Sans aller jusqu’à embrasser pleinement cette hypothèse d’une déshumanisation progressive de l’imaginaire de Pixar, on peut malgré tout s’étonner de la place croissante qu’y occupe l’abstraction. On se souvient notamment, dans Vice-versa, du hangar des pensées abstraites, où Tristesse et Joie étaient soumises à différents stades de « fragmentation non objective » et de « déconstruction » pour finir, après un bref retour en deux dimensions, à l’état d’allégories non figuratives. De manière générale, les films semblent s’abandonner toujours plus volontiers à la gratuité d’une démonstration de force esthétique, au pur plaisir de l’animation, décorrélé des enjeux narratifs qui le sous-tendaient jusque-là. Dans Les Indestructibles 2, par exemple, la découverte des pouvoirs de Jack-Jack fait l’objet d’une scène réjouissante et totalement débridée, où le nourrisson, lancé à la poursuite d’un raton laveur, traverse les murs, projette des rayons laser, prend feu et se dédouble, avant d’être interrompu par son père.

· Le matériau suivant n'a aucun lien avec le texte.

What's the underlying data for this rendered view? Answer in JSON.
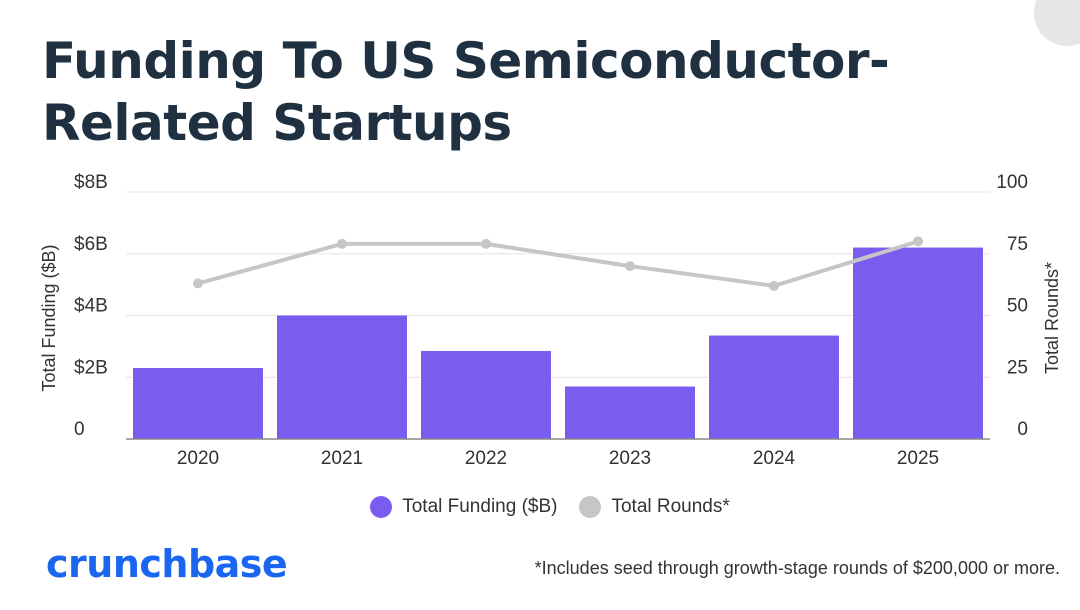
{
  "title": "Funding To US Semiconductor-Related Startups",
  "logo": "crunchbase",
  "footnote": "*Includes seed through growth-stage rounds of $200,000 or more.",
  "colors": {
    "bars": "#7b5cf0",
    "line": "#c6c6c6",
    "title": "#1f3140",
    "logo": "#1a66f0"
  },
  "chart_data": {
    "type": "bar",
    "categories": [
      "2020",
      "2021",
      "2022",
      "2023",
      "2024",
      "2025"
    ],
    "series": [
      {
        "name": "Total Funding ($B)",
        "type": "bar",
        "axis": "left",
        "values": [
          2.3,
          4.0,
          2.85,
          1.7,
          3.35,
          6.2
        ]
      },
      {
        "name": "Total Rounds*",
        "type": "line",
        "axis": "right",
        "values": [
          63,
          79,
          79,
          70,
          62,
          80
        ]
      }
    ],
    "ylabel": "Total Funding ($B)",
    "ylabel_right": "Total Rounds*",
    "ylim": [
      0,
      8
    ],
    "ylim_right": [
      0,
      100
    ],
    "yticks_left": [
      "0",
      "$2B",
      "$4B",
      "$6B",
      "$8B"
    ],
    "yticks_right": [
      "0",
      "25",
      "50",
      "75",
      "100"
    ],
    "grid": true,
    "legend": "bottom"
  }
}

Le personnage, auquel la styliste Edna prête un « potentiel immense, illimité », symbolise parfaitement la virtuosité d’une animation en circuit fermé qui, ne connaissant plus de frontières, se met au service de personnages intrinsèquement transitoires, dont la seule fonction consiste à explorer leur propre potentiel. C’est ce qui rapproche notamment les protagonistes de Luca (2021) et d’Alerte rouge (2022), qui semblent n’avoir d’autre territoire à conquérir que la maîtrise du corps et le passage d’un milieu à un autre. Les héros des derniers films produits par Pixar n’ont donc plus grand-chose de commun avec le fragile attelage évoqué plus haut, mais ressemblent davantage à des corps amphibies, condamnés à franchir indéfiniment le seuil de leurs innombrables mutations dans un rapport aussi ludique qu’anecdotique à l’espace qui les entoure. Avec le récent Buzz l’Éclair (2022), le studio à la lampe fait mine de viser à nouveau l’infini, mais ne parvient malheureusement qu’à entériner le rétrécissement de son horizon : l’astronaute obsédé par la trajectoire parfaite ne fait que tourner en rond, comme le jouet suspendu au plafond qu’il n’a sans doute jamais cessé d’être.